Um aluno do curso de Letras da UERJ, engajado num projeto de pesquisa sob a orientação da Profª Marina Machado Rodrigues, da mesma universidade e da Academia Brasileira de Filologia, relatou-nos sua decepção quando, ao apresentar seu trabalho no VII Seminário de Iniciação Científica da Universidade de Ouro Preto, ouviu dos avaliadores que estes “não conseguiam ver a validade do projeto”. E em que consistia a pesquisa? Na reprodução de textos em português do Manuscrito da Real Academia da História de Madrid:

Diferentemente dos outros códices da época, o referido manuscrito possui uma quantidade significativa de textos com autoria expressa e guarda a possibilidade de inéditos.

Muitos textos reproduzidos pela tradição impressa e trabalhados academicamente nos dias de hoje possuem equívocos autorais e textuais por não se dirigirem os pesquisadores, durante o estabelecimento crítico dos textos, às fontes manuscritas, apenas reproduzindo os mesmos erros registrados pela primeira tradição impressa - como é o caso específico de Camões. (BARROS, Luis F. Moraes de. Projeto de Pesquisa)

Os organizadores do evento não viram funcionalidade em se voltar a manuscritos!

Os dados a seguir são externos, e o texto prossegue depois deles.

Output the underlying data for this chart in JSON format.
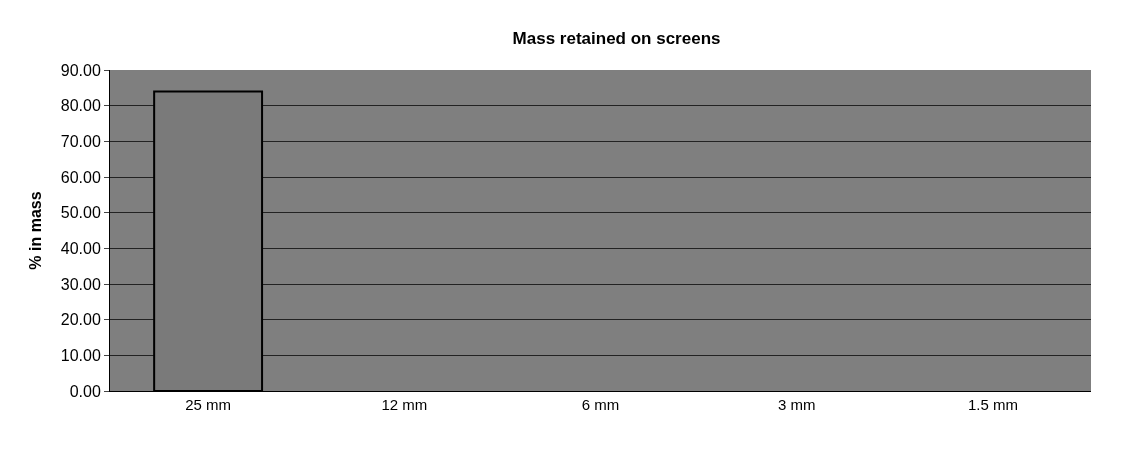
{
  "chart_data": {
    "type": "bar",
    "title": "Mass retained on screens",
    "ylabel": "% in mass",
    "categories": [
      "25 mm",
      "12 mm",
      "6 mm",
      "3 mm",
      "1.5 mm"
    ],
    "values": [
      84,
      0,
      0,
      0,
      0
    ],
    "color": "#7a7a7a",
    "ylim": [
      0,
      90
    ],
    "yticks": [
      {
        "value": 0,
        "label": "0.00"
      },
      {
        "value": 10,
        "label": "10.00"
      },
      {
        "value": 20,
        "label": "20.00"
      },
      {
        "value": 30,
        "label": "30.00"
      },
      {
        "value": 40,
        "label": "40.00"
      },
      {
        "value": 50,
        "label": "50.00"
      },
      {
        "value": 60,
        "label": "60.00"
      },
      {
        "value": 70,
        "label": "70.00"
      },
      {
        "value": 80,
        "label": "80.00"
      },
      {
        "value": 90,
        "label": "90.00"
      }
    ],
    "grid": "y",
    "legend": false
  }
}
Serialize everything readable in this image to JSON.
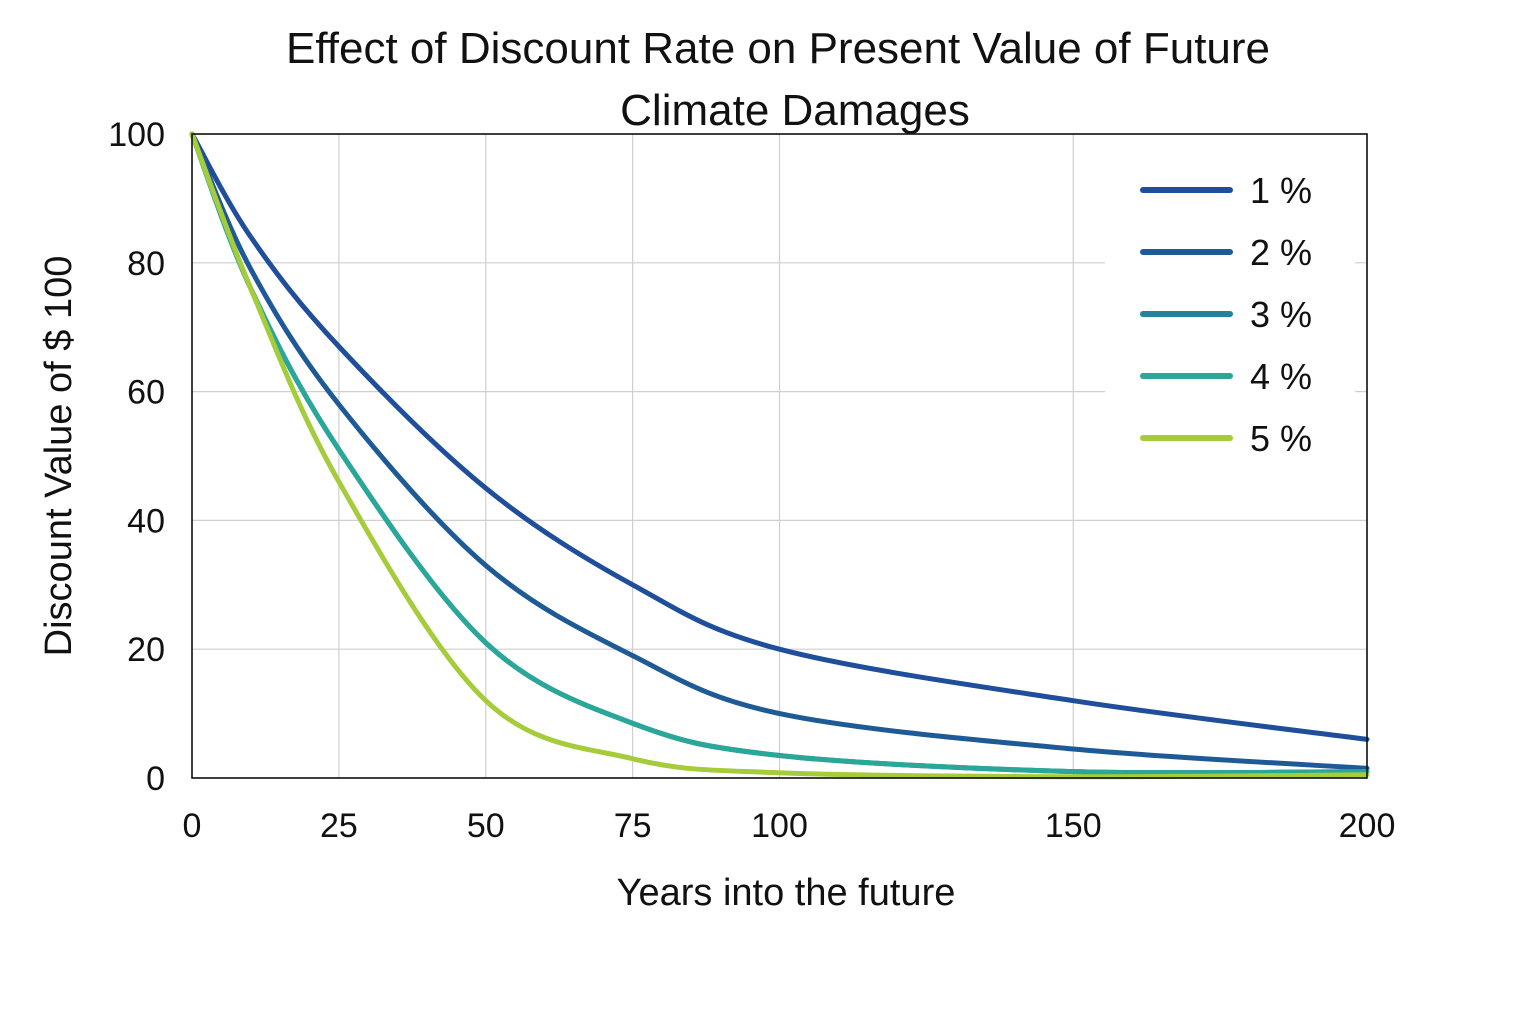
{
  "chart_data": {
    "type": "line",
    "title": [
      "Effect of Discount Rate on Present Value of Future",
      "Climate Damages"
    ],
    "xlabel": "Years into the future",
    "ylabel": "Discount Value of $ 100",
    "xlim": [
      0,
      200
    ],
    "ylim": [
      0,
      100
    ],
    "x_ticks": [
      0,
      25,
      50,
      75,
      100,
      150,
      200
    ],
    "y_ticks": [
      0,
      20,
      40,
      60,
      80,
      100
    ],
    "grid": true,
    "legend_position": "top-right",
    "x": [
      0,
      10,
      25,
      50,
      75,
      100,
      150,
      200
    ],
    "series": [
      {
        "name": "1 %",
        "color": "#1f4e9a",
        "values": [
          100,
          84,
          67,
          45,
          30,
          20,
          12,
          6
        ]
      },
      {
        "name": "2 %",
        "color": "#1e5a96",
        "values": [
          100,
          79,
          58,
          33,
          19,
          10,
          4.5,
          1.5
        ]
      },
      {
        "name": "3 %",
        "color": "#23839a",
        "values": [
          100,
          76,
          51,
          21,
          8.5,
          3.5,
          1,
          1
        ]
      },
      {
        "name": "4 %",
        "color": "#2aa799",
        "values": [
          100,
          76,
          51,
          21,
          8.5,
          3.5,
          1,
          1
        ]
      },
      {
        "name": "5 %",
        "color": "#a6cc3c",
        "values": [
          100,
          76,
          46,
          12,
          3,
          0.8,
          0.2,
          0.5
        ]
      }
    ]
  }
}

Ocorre ainda que, mesmo entre os companheiros da área de Letras, observamos um certo descaso para com a ciência que, no Brasil, teve em seu estado-maior - para falarmos com Gladstone Chaves de Melo - Augusto Magne, Said Ali e Sousa da Silveira. Essa atitude é certamente um reflexo da influência da Lingüística americana em nossas plagas a partir da década de 60, quando o descritivismo passou a imperar e os estudos históricos foram relegados a segundo plano.

Em Estudos filológicos, de 1939, Antenor Nascentes já se queixava de que, em relação ao ensino da Filologia, muito pouco era feito e à custa “de muito esforço e esforço individual”. Os filólogos eram autodidatas, não havia bibliotecas especializadas nem apoio às publicações nacionais e revistas e livros eram dificilmente importados da Europa. Quase nada mudou.

E o ensino da Filologia Românica?

Em comunicação feita durante o 1º Simpósio Nacional de Filologia Românica, organizado por Celso Cunha, na Faculdade Nacional de Filosofia (1958), Aires da Mata Machado Filho já naquela época reconhecia como era difícil o conhecimento, por parte do romanista, da totalidade das línguas românicas e de suas manifestações literárias. Mas, se por um lado havia a necessidade de especialização, não se poderia perder de vista o caráter especificador da Filologia Românica, que transferia para a universidade brasileira um certo “ideal panromânico e europeu” que lhe é próprio.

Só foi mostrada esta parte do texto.